La documentation de l’indication dans les prescriptions électroniques est un sujet d’actualité donc j’ai parlé dans le passé. Dans le cadre de la gouvernance des antimicrobiens, cette technique est assez populaire afin d’encadrer l’usage et de faciliter le suivi par les équipes de surveillance.
Un article publié en février 2020 dans l’AJHP a évalué la qualité des indications documentées pour les antimicrobiens et les perceptions des prescripteurs par rapport à cette documentation. Il s’agit d’une étude rétrospective des indications documentées pour 6 antibiotiques (ceftriaxone, ciprofloxacine, ertapénem, oxacilline, piperacilline-tazobactam et vancomycine), à raison de 30 patients par antibiotique, pour les ordonnances placées entre le 1er mai 2017 et le 30 juillet 2017. Un sondage de 4 questions a aussi été mené auprès des prescripteurs du centre (médecins, assistant-médecins et infirmières praticiennes), afin d’évaluer les perceptions par rapport à cette pratique. L’étude a eu lieu dans un centre académique américain de 885 lits disposant d’un comité de gouvernance des antimicrobiens bien établi.
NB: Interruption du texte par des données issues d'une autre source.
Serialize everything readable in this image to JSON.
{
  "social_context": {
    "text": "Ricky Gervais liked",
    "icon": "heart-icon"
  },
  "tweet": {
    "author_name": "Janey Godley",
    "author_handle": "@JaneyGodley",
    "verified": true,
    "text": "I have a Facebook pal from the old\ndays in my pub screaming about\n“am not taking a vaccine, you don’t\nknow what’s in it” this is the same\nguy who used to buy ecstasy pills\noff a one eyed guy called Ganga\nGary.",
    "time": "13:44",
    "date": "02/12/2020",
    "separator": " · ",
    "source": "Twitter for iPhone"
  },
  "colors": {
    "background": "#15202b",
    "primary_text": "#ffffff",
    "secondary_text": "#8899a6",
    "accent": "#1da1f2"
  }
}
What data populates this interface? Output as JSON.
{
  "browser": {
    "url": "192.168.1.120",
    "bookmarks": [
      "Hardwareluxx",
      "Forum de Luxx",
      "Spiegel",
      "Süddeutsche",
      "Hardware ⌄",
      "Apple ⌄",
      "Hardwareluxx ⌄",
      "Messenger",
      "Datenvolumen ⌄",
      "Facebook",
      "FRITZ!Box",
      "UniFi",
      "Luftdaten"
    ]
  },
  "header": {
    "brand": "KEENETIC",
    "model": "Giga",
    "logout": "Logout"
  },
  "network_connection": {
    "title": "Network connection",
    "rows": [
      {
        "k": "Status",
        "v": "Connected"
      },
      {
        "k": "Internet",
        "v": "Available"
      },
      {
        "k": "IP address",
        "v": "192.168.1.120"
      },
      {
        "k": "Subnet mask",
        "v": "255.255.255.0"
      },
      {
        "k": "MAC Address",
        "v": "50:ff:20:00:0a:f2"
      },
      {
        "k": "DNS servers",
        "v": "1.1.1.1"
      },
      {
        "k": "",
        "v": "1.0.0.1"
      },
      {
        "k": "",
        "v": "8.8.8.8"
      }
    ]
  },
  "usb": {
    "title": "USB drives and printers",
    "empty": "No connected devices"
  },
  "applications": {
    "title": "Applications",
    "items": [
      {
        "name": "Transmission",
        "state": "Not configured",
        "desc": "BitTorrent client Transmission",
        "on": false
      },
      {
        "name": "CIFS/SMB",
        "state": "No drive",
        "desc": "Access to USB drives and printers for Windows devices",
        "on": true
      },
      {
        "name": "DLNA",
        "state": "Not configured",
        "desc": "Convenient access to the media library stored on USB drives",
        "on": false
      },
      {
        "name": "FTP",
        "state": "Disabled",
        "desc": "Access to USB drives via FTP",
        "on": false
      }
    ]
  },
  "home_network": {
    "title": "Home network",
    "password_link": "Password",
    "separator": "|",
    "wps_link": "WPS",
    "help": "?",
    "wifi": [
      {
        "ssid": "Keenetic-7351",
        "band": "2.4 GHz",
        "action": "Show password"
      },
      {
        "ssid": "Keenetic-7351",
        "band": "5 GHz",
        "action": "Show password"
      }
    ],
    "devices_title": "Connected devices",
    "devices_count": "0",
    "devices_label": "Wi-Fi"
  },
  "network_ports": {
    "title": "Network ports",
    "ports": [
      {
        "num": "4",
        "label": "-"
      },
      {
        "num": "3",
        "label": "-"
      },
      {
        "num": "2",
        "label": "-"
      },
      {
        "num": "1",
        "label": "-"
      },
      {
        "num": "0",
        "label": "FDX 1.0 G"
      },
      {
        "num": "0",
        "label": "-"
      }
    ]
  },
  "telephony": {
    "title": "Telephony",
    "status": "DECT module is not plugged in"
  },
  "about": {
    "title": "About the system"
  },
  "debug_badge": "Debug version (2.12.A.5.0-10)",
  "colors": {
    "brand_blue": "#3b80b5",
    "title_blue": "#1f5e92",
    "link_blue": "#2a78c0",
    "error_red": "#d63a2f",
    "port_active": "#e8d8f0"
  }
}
La pratique de documentation des indications dans ce centre avait été mise en place en février 2017. Le prescripteur d’un antimicrobien devait d’abord indiquer s’il s’agissait d’une prophylaxie, d’un traitement empirique ou d’un traitement définitif. Ensuite, une liste d’indications par système avec options « Autre » était présentée pour inscrire l’indication. L’évaluation de la qualité des indications inscrites a été réalisée en comparant l’indication documentée dans les notes médicales à celle inscrite lors de la prescription.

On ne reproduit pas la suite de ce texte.